As a consequence, shares of junior miners such as Alderon Iron Ore Corp, Champion Iron Mines Ltd and Century Iron Mines Corp, have tumbled as projects that looked rich at USD 150 a tonne suddenly lost their luster.

Still, analysts said that the region's potential remains compelling. They caution, though, that investors must look closely at the contenders to judge which are best placed to ride out the bad times and prosper over the long term.

Mr Robin Kozar analyst of RBC Capital Markets mining said that "There's opportunity for the region, but there are challenges and uncertainty. Many companies will not succeed, but at the same time, some companies will be successful."

Chine cometh
The Labrador Trough, which straddles the border between Quebec and the province of Newfoundland and Labrador, has attracted a wave of foreign interest in recent years, as Chinese and Indian steelmakers have scrambled to stake a claim in the world's next big iron mining district.

The region currently produces just 3% of the global seaborne supply, about 40 million tonnes a year. But that will grow rapidly if even just a fraction of the dozens of planned projects get off the ground.
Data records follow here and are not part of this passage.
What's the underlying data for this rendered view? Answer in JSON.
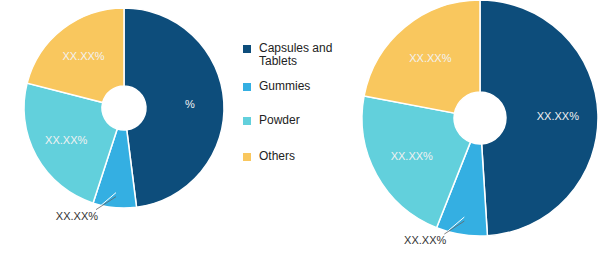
{
  "chart_data": [
    {
      "type": "pie",
      "categories": [
        "Capsules and Tablets",
        "Gummies",
        "Powder",
        "Others"
      ],
      "values": [
        48,
        7,
        24,
        21
      ],
      "value_labels": [
        "%",
        "XX.XX%",
        "XX.XX%",
        "XX.XX%"
      ],
      "colors": [
        "#0d4d7b",
        "#34afe2",
        "#62d0dc",
        "#f9c75e"
      ],
      "data_labels": true,
      "legend": "right"
    },
    {
      "type": "pie",
      "categories": [
        "Capsules and Tablets",
        "Gummies",
        "Powder",
        "Others"
      ],
      "values": [
        49,
        7,
        22,
        22
      ],
      "value_labels": [
        "XX.XX%",
        "XX.XX%",
        "XX.XX%",
        "XX.XX%"
      ],
      "colors": [
        "#0d4d7b",
        "#34afe2",
        "#62d0dc",
        "#f9c75e"
      ],
      "data_labels": true
    }
  ]
}
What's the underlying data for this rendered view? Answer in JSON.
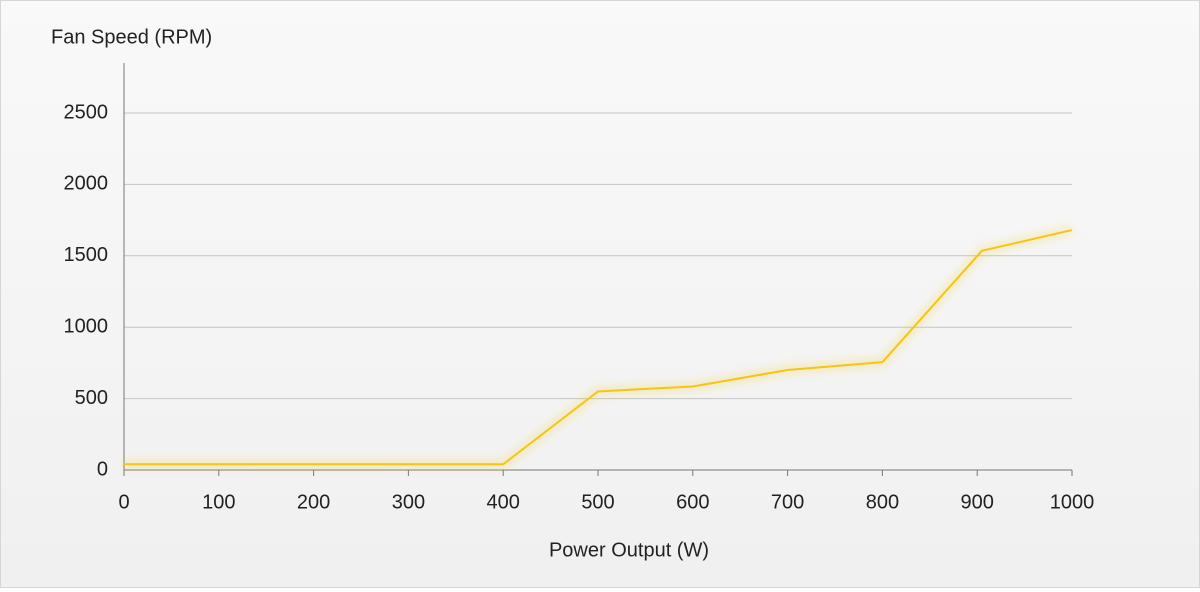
{
  "chart_data": {
    "type": "line",
    "y_label": "Fan Speed (RPM)",
    "x_label": "Power Output (W)",
    "x": [
      0,
      400,
      500,
      600,
      700,
      800,
      905,
      1000
    ],
    "series": [
      {
        "name": "Fan Speed",
        "color": "#f5c518",
        "values": [
          40,
          40,
          550,
          585,
          700,
          755,
          1535,
          1680
        ]
      }
    ],
    "xlim": [
      0,
      1000
    ],
    "xticks": [
      0,
      100,
      200,
      300,
      400,
      500,
      600,
      700,
      800,
      900,
      1000
    ],
    "ylim": [
      0,
      2850
    ],
    "yticks": [
      0,
      500,
      1000,
      1500,
      2000,
      2500
    ],
    "grid": true
  }
}
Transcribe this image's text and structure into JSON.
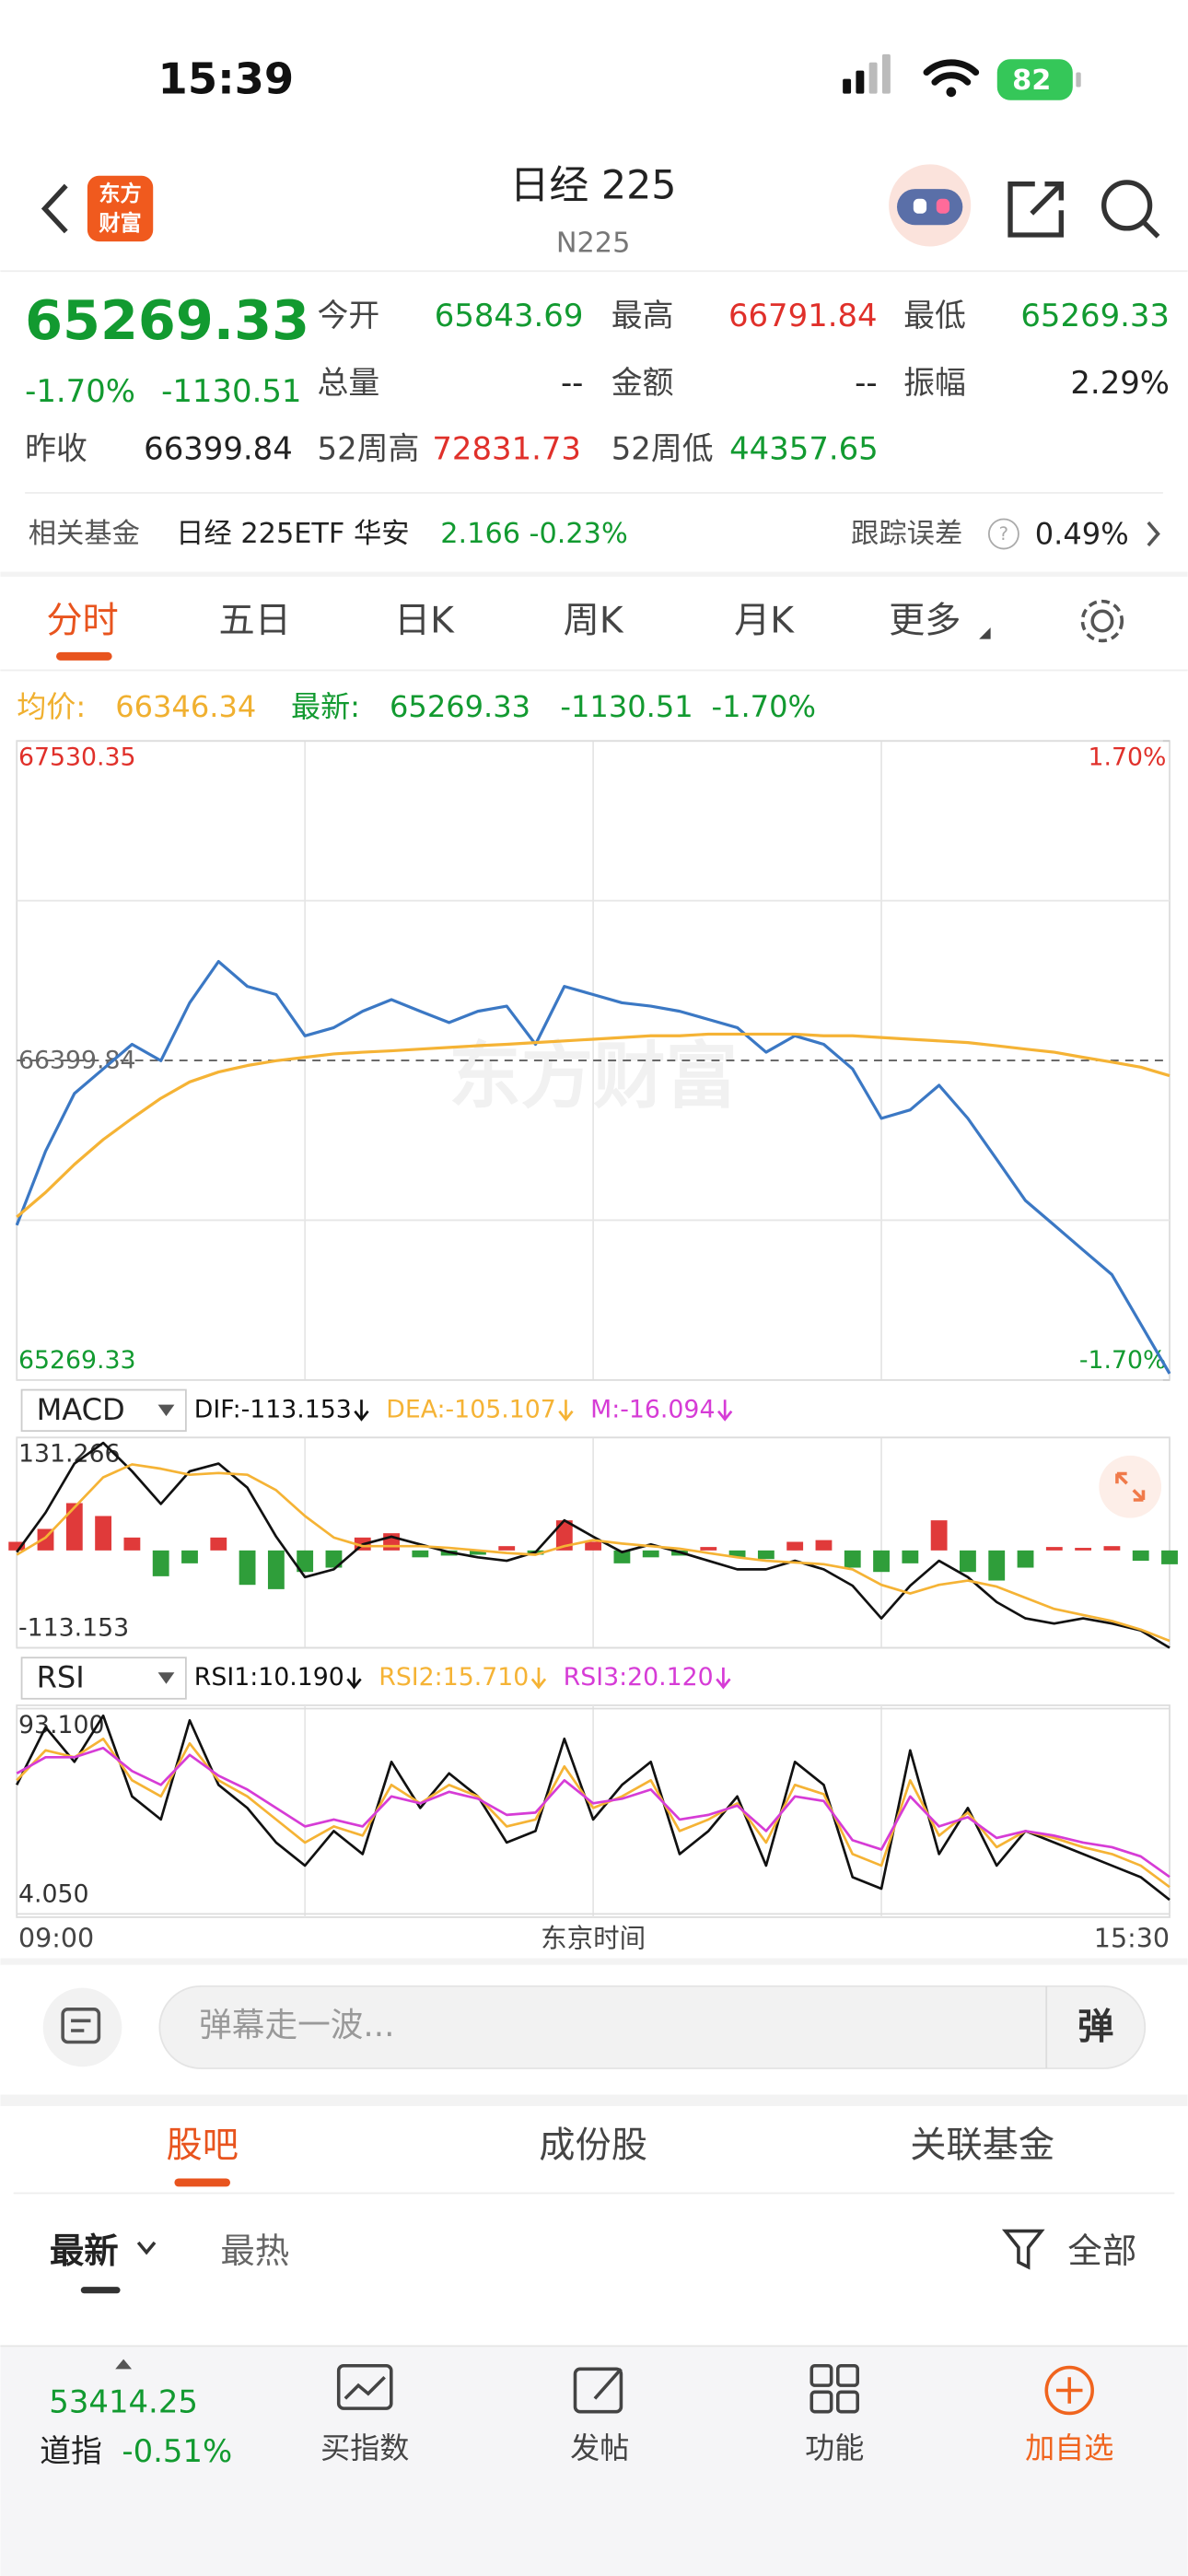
{
  "status_bar": {
    "time": "15:39",
    "battery": "82"
  },
  "header": {
    "logo": [
      "东方",
      "财富"
    ],
    "title": "日经 225",
    "code": "N225"
  },
  "quote": {
    "price": "65269.33",
    "change_pct": "-1.70%",
    "change": "-1130.51",
    "fields": [
      {
        "label": "今开",
        "value": "65843.69"
      },
      {
        "label": "最高",
        "value": "66791.84"
      },
      {
        "label": "最低",
        "value": "65269.33"
      },
      {
        "label": "总量",
        "value": "--"
      },
      {
        "label": "金额",
        "value": "--"
      },
      {
        "label": "振幅",
        "value": "2.29%"
      },
      {
        "label": "昨收",
        "value": "66399.84"
      },
      {
        "label": "52周高",
        "value": "72831.73"
      },
      {
        "label": "52周低",
        "value": "44357.65"
      }
    ]
  },
  "fund": {
    "label": "相关基金",
    "name": "日经 225ETF 华安",
    "price": "2.166",
    "change": "-0.23%",
    "tracking_label": "跟踪误差",
    "tracking": "0.49%"
  },
  "period_tabs": [
    "分时",
    "五日",
    "日K",
    "周K",
    "月K",
    "更多"
  ],
  "summary": {
    "avg_label": "均价:",
    "avg": "66346.34",
    "latest_label": "最新:",
    "latest": "65269.33",
    "change": "-1130.51",
    "pct": "-1.70%"
  },
  "chart_data": [
    {
      "type": "line",
      "watermark": "东方财富",
      "ylim": [
        65269.33,
        67530.35
      ],
      "yticks": [
        67530.35,
        66399.84,
        65269.33
      ],
      "y2lim": [
        -1.7,
        1.7
      ],
      "y2ticks": [
        {
          "value": 1.7,
          "label": "1.70%"
        },
        {
          "value": -1.7,
          "label": "-1.70%"
        }
      ],
      "series": [
        {
          "color": "#3b78c4",
          "values": [
            65817,
            66079,
            66283,
            66370,
            66457,
            66399,
            66604,
            66750,
            66662,
            66633,
            66487,
            66516,
            66574,
            66615,
            66574,
            66534,
            66574,
            66592,
            66457,
            66662,
            66633,
            66604,
            66592,
            66574,
            66545,
            66516,
            66429,
            66487,
            66457,
            66370,
            66195,
            66225,
            66312,
            66195,
            66050,
            65904,
            65817,
            65729,
            65642,
            65467,
            65292
          ]
        },
        {
          "color": "#f5b335",
          "values": [
            65846,
            65933,
            66032,
            66120,
            66195,
            66266,
            66324,
            66359,
            66382,
            66399,
            66411,
            66423,
            66429,
            66434,
            66440,
            66446,
            66452,
            66457,
            66463,
            66469,
            66475,
            66481,
            66487,
            66487,
            66493,
            66493,
            66493,
            66493,
            66487,
            66487,
            66481,
            66475,
            66469,
            66463,
            66452,
            66440,
            66429,
            66411,
            66394,
            66376,
            66346
          ]
        }
      ]
    },
    {
      "type": "macd",
      "indicator": "MACD",
      "ylim": [
        -113.153,
        131.266
      ],
      "yticks": [
        131.266,
        -113.153
      ],
      "series": [
        {
          "name": "DIF:-113.153",
          "color": "#111111",
          "values": [
            -2,
            44,
            101,
            125,
            92,
            54,
            92,
            101,
            73,
            16,
            -31,
            -22,
            7,
            16,
            7,
            -2,
            -8,
            -12,
            -2,
            35,
            16,
            -2,
            7,
            -2,
            -12,
            -22,
            -22,
            -12,
            -22,
            -41,
            -79,
            -41,
            -12,
            -31,
            -60,
            -79,
            -85,
            -79,
            -85,
            -93,
            -113.153
          ]
        },
        {
          "name": "DEA:-105.107",
          "color": "#f5b335",
          "values": [
            -5,
            15,
            50,
            85,
            100,
            95,
            88,
            90,
            88,
            70,
            40,
            15,
            5,
            5,
            5,
            3,
            0,
            -3,
            -5,
            5,
            12,
            8,
            5,
            2,
            -3,
            -8,
            -12,
            -14,
            -16,
            -22,
            -40,
            -50,
            -40,
            -35,
            -42,
            -55,
            -68,
            -75,
            -82,
            -92,
            -105.107
          ]
        },
        {
          "name": "M:-16.094",
          "type": "bar",
          "color": "#d63cd6",
          "up_color": "#e03a3a",
          "down_color": "#2f9e3a",
          "values": [
            10,
            25,
            55,
            40,
            15,
            -30,
            -15,
            15,
            -40,
            -45,
            -25,
            -20,
            15,
            20,
            -8,
            -6,
            -5,
            5,
            -5,
            35,
            10,
            -15,
            -8,
            -6,
            4,
            -8,
            -10,
            10,
            12,
            -20,
            -25,
            -15,
            35,
            -25,
            -35,
            -20,
            4,
            3,
            5,
            -12,
            -16.094
          ]
        }
      ]
    },
    {
      "type": "line",
      "indicator": "RSI",
      "xlabel": "东京时间",
      "categories": [
        "09:00",
        null,
        null,
        null,
        null,
        null,
        null,
        null,
        null,
        null,
        null,
        null,
        null,
        null,
        null,
        null,
        null,
        null,
        null,
        null,
        null,
        null,
        null,
        null,
        null,
        null,
        null,
        null,
        null,
        null,
        null,
        null,
        null,
        null,
        null,
        null,
        null,
        null,
        null,
        null,
        "15:30"
      ],
      "ylim": [
        4.05,
        93.1
      ],
      "yticks": [
        {
          "value": 93.1,
          "label": "93.100"
        },
        {
          "value": 4.05,
          "label": "4.050"
        }
      ],
      "series": [
        {
          "name": "RSI1:10.190",
          "color": "#111111",
          "values": [
            60,
            85,
            70,
            90,
            55,
            45,
            88,
            60,
            50,
            35,
            25,
            40,
            30,
            70,
            50,
            65,
            55,
            35,
            40,
            80,
            45,
            60,
            70,
            30,
            40,
            55,
            25,
            70,
            60,
            20,
            15,
            75,
            30,
            50,
            25,
            40,
            35,
            30,
            25,
            20,
            10.19
          ]
        },
        {
          "name": "RSI2:15.710",
          "color": "#f5b335",
          "values": [
            62,
            75,
            72,
            80,
            62,
            55,
            78,
            62,
            55,
            45,
            35,
            42,
            38,
            60,
            52,
            60,
            55,
            42,
            45,
            68,
            50,
            55,
            62,
            40,
            45,
            52,
            35,
            60,
            56,
            30,
            25,
            62,
            38,
            48,
            33,
            40,
            37,
            33,
            30,
            25,
            15.71
          ]
        },
        {
          "name": "RSI3:20.120",
          "color": "#d63cd6",
          "values": [
            65,
            72,
            72,
            76,
            66,
            60,
            73,
            64,
            58,
            50,
            42,
            45,
            42,
            55,
            52,
            57,
            54,
            47,
            48,
            62,
            52,
            54,
            58,
            45,
            47,
            51,
            40,
            55,
            53,
            36,
            32,
            55,
            42,
            46,
            37,
            40,
            38,
            35,
            33,
            29,
            20.12
          ]
        }
      ]
    }
  ],
  "comment": {
    "placeholder": "弹幕走一波...",
    "button": "弹"
  },
  "section_tabs": [
    "股吧",
    "成份股",
    "关联基金"
  ],
  "sort": {
    "options": [
      "最新",
      "最热"
    ],
    "filter": "全部"
  },
  "footer": {
    "index_value": "53414.25",
    "index_name": "道指",
    "index_change": "-0.51%",
    "nav": [
      "买指数",
      "发帖",
      "功能",
      "加自选"
    ]
  }
}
For now, a sluggish steel market is weighing against that potential. On Thursday, Chinese steel futures slipped to their lowest level in more than 2 months, reflecting slower demand in the world's top steel consumer.

The broader global outlook hasn't helped as the European debt crisis and the looming US fiscal cliff raise the specter of another world recession.

Mr Kevin Stevick CEO at Optima Specialty Steel Inc, a maker of steel products said that with steel prices falling and many mills operating well below capacity, steel consumers don't have any incentive to build up inventories.

Mr Stevick said that "Everyone is keeping their inventories at an absolutely minimum right now. They can get it from the mills in relatively short order because the order books are off compared to where they were last year. So that certainly weighs down on the market."

In the Labrador Trough miners are already retrenching.

Labrador Iron Mines Holdings Ltd, a new producer in the region, slashed capital spending and deferred projects to 2013. The junior said that it won't restart operations in the spring unless it feels prices will stay above USD 110 next year.

Cliffs Natural Resources Inc, a larger producer that has struggled with higher than expected costs, has delayed an expansion at its Bloom Lake project and cut its sales volume targets for 2013.